項目保障を厚くすべき人保障を薄くしていい人
職業自営業・フリーランス会社員(特に大企業・公務員)
貯蓄50万円未満(当面の生活費のみ)200万円以上(医療費専用枠あり)
家族構成小さい子供がいる・住宅ローンあり独身・または子供が独立済み
公的保障健康保険(標準的なもの)組合健保(付加給付あり)

医療保険の保障額の目安(タイプ別)

以下は、代表的なケースごとの目安です。

タイプ入院給付金の目安
会社員(貯蓄あり)3,000〜5,000円
会社員(貯蓄少なめ)5,000〜7,000円
自営業・フリーランス7,000〜10,000円

あくまで目安ですが、自分の状況と照らし合わせることで、過不足のない保障額を設定しやすくなります。

実際の計算例で見る適正保障額

ここでは、代表的な2つのモデルケースで適正保障額を考えてみます。

ケース① 30代会社員・貯蓄200万円

  • 傷病手当金あり(収入減少のリスクは低め)
  • 貯蓄200万円で入院費用はある程度カバー可能
  • 差額ベッドは希望せず、大部屋で問題ない

→ 日額3,000〜5,000円のシンプルなプランで十分

  保険料の目安:月額1,500〜3,000円程度

ケース② 40代自営業・貯蓄50万円・子ども2人

  • 傷病手当金なし(収入が止まるリスクが高い)
  • 貯蓄が少なく、入院費用を自力でカバーしにくい
  • 子どもの教育費もかかる時期

→ 日額7,000〜10,000円+就業不能保険や所得補償保険の併用も検討

  保険料の目安:月額5,000〜8,000円程度

このように、「収入の安定度」「貯蓄額」「家族構成」の3つの軸で考えると、自分に必要な保障額が見えてきます。

まとめ

医療保険の適正保障額に「正解」は一つではありません。大切なのは、「自分の貯蓄と公的制度で補えない部分をどう埋めるか」という視点です。

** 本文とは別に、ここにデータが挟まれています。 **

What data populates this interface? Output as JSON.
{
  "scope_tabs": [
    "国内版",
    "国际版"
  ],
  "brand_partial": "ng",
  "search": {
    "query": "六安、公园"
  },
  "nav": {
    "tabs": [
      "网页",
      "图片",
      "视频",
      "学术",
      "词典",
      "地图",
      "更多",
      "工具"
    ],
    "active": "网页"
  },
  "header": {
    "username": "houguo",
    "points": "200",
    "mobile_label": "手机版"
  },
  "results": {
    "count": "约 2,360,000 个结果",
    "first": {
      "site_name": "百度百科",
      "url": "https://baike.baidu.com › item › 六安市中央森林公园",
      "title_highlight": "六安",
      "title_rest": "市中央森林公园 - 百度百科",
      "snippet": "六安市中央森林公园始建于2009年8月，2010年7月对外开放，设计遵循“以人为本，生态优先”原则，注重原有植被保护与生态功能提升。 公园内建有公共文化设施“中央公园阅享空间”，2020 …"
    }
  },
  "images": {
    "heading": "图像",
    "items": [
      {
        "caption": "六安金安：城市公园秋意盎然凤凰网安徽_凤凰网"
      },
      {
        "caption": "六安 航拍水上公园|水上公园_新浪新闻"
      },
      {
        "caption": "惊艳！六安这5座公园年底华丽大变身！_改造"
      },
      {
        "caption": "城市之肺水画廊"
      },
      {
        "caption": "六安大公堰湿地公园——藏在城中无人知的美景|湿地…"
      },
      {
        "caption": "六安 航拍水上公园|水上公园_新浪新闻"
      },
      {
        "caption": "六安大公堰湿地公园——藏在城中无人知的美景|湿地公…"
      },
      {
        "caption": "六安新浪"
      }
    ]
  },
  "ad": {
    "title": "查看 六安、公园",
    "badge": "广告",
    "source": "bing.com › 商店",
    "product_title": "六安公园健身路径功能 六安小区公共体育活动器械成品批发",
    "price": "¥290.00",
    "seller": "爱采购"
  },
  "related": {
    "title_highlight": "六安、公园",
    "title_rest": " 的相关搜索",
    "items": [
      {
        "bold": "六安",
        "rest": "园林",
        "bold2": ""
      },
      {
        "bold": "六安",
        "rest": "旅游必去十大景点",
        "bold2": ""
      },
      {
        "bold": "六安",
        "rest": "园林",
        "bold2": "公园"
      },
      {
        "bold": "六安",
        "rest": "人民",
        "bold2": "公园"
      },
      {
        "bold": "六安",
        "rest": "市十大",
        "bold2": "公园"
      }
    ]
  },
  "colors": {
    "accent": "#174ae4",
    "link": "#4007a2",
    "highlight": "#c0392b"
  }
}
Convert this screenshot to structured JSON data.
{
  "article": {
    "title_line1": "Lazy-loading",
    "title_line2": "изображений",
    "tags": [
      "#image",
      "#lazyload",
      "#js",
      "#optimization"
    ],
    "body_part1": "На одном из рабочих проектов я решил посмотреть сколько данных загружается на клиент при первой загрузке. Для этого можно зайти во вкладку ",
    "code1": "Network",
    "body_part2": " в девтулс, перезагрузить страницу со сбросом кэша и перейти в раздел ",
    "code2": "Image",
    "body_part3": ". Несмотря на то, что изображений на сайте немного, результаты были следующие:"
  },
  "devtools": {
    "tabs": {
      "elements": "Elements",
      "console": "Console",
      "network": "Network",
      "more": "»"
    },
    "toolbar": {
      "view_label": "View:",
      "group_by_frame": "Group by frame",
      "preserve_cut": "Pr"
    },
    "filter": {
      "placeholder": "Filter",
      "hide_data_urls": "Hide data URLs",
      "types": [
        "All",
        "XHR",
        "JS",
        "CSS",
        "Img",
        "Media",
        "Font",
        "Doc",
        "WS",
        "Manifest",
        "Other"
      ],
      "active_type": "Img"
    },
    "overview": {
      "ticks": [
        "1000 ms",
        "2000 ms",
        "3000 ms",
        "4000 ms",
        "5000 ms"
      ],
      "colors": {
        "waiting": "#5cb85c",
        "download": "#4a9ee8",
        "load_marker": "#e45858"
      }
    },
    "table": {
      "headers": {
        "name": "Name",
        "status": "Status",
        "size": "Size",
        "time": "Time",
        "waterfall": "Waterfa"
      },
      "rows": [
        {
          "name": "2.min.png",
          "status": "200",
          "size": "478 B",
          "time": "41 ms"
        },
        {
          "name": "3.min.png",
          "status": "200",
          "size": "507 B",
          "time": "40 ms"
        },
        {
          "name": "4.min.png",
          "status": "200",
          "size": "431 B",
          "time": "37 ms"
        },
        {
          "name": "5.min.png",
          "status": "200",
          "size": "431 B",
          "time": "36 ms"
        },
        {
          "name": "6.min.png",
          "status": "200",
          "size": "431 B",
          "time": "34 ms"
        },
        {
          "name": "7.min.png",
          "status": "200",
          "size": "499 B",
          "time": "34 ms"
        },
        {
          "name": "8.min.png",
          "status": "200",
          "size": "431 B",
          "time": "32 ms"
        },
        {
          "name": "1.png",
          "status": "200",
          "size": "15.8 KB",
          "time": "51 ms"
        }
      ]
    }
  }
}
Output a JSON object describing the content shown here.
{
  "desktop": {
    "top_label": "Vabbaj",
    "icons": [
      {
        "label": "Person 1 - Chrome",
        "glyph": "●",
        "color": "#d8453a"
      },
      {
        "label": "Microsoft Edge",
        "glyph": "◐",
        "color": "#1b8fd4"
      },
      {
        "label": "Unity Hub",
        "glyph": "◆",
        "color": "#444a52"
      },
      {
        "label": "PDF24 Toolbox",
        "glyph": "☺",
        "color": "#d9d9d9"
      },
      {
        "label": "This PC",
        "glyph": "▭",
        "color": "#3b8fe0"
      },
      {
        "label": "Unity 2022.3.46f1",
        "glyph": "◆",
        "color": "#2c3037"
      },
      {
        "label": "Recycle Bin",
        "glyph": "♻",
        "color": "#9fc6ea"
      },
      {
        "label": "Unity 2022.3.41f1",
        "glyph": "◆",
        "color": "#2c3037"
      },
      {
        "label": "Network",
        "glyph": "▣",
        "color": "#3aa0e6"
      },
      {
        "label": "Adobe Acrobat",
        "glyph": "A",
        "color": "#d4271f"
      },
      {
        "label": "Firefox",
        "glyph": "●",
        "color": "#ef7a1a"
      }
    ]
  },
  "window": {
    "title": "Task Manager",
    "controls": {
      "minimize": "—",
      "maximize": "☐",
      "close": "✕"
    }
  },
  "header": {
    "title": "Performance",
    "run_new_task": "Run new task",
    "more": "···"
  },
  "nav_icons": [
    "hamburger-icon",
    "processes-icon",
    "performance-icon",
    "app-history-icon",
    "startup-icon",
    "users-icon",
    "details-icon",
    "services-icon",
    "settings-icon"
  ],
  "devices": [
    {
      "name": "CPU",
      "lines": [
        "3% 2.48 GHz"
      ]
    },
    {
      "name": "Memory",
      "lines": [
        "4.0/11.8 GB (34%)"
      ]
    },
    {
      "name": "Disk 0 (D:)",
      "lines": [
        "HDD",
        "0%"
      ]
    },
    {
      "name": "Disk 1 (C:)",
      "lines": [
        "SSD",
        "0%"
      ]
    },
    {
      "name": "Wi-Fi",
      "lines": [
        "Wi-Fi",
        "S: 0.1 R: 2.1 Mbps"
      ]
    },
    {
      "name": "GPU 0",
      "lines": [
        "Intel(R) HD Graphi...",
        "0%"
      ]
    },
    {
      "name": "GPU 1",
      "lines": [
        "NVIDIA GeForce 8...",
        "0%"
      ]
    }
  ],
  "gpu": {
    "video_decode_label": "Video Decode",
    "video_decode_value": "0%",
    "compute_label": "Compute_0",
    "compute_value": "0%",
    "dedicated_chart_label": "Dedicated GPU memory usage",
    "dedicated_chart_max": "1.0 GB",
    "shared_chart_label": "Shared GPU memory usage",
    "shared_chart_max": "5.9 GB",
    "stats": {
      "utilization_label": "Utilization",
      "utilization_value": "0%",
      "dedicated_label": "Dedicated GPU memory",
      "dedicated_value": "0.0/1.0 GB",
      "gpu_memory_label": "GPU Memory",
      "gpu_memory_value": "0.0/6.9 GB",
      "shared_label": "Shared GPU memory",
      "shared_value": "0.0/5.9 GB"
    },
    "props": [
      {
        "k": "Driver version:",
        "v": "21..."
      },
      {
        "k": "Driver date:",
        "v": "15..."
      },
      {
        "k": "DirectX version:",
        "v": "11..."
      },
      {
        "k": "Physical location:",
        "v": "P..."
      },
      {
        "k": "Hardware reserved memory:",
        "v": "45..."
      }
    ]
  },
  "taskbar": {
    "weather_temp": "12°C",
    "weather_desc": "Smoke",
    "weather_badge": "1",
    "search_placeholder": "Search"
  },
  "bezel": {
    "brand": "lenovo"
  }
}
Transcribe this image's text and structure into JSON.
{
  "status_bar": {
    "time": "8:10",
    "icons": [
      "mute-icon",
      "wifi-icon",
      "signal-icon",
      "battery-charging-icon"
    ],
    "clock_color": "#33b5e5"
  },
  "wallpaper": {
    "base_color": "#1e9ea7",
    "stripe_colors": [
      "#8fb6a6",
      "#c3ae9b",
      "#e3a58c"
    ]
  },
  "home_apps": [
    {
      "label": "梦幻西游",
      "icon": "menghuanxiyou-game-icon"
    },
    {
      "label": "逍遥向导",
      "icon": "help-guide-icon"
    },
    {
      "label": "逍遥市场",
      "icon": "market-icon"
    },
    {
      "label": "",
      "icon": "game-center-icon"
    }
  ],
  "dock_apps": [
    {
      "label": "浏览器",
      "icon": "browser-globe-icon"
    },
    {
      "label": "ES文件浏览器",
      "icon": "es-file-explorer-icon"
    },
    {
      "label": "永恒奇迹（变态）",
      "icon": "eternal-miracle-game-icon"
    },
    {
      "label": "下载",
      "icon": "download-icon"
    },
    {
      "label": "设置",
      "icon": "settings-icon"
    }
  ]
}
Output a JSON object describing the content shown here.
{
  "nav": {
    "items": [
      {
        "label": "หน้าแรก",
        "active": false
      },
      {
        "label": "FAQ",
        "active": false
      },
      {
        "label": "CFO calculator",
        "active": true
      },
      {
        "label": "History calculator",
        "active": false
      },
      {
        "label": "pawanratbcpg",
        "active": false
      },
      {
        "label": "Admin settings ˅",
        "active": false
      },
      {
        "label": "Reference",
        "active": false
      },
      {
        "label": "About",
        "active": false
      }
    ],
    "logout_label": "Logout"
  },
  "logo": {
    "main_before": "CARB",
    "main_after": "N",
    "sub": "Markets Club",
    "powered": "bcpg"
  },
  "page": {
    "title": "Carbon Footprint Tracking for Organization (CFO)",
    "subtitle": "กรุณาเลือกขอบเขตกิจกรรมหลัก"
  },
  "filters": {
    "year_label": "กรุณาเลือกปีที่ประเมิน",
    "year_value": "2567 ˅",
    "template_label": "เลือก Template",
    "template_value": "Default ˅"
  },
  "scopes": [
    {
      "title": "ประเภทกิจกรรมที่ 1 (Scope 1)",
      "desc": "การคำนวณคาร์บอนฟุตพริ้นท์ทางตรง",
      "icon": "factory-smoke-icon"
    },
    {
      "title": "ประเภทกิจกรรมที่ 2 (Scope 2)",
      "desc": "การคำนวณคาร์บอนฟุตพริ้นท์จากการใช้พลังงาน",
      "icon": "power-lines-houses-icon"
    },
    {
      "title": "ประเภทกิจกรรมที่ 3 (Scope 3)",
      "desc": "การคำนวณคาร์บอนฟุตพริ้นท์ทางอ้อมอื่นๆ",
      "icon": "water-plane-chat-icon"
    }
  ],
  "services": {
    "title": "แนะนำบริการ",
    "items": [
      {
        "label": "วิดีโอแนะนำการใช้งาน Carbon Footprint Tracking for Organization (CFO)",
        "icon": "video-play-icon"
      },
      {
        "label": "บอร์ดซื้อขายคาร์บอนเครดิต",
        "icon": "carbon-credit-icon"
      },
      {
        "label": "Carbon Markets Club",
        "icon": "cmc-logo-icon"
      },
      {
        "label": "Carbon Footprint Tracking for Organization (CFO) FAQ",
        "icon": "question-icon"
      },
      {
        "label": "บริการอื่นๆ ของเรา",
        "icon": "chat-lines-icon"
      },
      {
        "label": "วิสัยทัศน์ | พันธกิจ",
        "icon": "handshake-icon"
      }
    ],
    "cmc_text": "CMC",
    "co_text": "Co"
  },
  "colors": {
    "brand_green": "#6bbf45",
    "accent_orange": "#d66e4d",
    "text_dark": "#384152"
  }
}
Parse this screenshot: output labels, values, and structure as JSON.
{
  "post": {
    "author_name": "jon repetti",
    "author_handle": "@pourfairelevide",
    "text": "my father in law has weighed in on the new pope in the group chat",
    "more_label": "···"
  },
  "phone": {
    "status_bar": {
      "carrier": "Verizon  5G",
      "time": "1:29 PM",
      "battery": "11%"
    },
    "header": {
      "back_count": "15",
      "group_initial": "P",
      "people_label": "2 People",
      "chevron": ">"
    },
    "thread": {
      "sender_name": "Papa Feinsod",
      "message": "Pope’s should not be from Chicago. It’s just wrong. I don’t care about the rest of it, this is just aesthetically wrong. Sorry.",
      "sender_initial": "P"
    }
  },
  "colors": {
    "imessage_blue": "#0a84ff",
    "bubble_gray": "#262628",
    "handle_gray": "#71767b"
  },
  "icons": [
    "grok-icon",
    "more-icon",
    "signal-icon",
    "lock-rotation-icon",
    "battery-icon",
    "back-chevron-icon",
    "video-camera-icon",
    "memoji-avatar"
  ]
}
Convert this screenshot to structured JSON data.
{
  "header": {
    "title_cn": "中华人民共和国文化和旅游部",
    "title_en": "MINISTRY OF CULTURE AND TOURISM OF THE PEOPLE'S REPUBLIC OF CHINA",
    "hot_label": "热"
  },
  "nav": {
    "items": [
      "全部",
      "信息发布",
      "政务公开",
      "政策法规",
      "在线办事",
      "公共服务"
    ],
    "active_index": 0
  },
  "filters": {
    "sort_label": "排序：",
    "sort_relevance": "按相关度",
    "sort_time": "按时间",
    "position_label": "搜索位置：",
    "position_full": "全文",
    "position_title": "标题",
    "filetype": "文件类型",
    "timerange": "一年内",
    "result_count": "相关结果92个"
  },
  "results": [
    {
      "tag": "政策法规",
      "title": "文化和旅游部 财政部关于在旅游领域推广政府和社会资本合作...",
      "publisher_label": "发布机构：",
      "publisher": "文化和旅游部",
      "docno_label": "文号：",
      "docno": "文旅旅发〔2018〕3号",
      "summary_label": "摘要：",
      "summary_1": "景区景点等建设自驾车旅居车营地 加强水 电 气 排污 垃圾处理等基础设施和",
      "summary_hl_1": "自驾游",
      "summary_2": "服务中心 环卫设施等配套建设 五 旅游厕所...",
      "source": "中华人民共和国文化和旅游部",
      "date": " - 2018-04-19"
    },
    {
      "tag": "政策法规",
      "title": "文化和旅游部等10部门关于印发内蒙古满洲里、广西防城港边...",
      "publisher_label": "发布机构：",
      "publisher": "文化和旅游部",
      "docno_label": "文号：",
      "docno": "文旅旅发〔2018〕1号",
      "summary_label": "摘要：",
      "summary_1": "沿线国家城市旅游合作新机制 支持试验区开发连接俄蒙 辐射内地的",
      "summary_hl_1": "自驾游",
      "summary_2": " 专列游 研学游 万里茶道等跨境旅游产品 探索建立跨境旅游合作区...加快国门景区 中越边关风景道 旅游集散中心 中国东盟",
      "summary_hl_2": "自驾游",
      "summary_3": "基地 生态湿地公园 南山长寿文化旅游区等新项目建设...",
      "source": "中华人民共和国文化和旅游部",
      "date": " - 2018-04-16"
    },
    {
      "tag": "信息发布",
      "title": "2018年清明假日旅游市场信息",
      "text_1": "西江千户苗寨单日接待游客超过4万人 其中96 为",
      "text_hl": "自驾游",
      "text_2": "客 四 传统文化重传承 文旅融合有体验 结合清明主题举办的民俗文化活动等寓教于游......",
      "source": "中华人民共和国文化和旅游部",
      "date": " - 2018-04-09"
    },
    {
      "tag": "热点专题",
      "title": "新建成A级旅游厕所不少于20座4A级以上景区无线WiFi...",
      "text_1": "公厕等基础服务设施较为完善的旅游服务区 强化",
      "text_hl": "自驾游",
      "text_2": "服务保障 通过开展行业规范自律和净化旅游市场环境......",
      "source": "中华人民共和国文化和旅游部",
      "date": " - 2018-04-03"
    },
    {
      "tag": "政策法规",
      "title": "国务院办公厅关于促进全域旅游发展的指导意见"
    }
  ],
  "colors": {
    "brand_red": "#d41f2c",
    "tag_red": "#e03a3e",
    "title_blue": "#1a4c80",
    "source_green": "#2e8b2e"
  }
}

  • 高額療養費制度で医療費の自己負担は大きく抑えられる
  • 差額ベッド代・食事代・収入減少など、カバーされない費用が保険の出番
  • 貯蓄が少ない・自営業・家族持ちは保障を手厚く
  • 貯蓄が十分・会社員で福利厚生が整っているなら保障を絞ってもOK

「なんとなく入っている」医療保険を見直す際には、ぜひ今回の計算方法

「必要保障額=入院時の支出-公的保障-貯蓄で算出」を参考にしてみてください。

保険料を払いすぎることなく、本当に必要な保障を備えることが、家計を守る第一歩です。

※本記事は情報提供を目的としており、特定の保険商品の加入を推奨するものではありません。保険加入の際は、各保険会社の約款・パンフレットをよくご確認の上、ご自身の判断でお手続きください。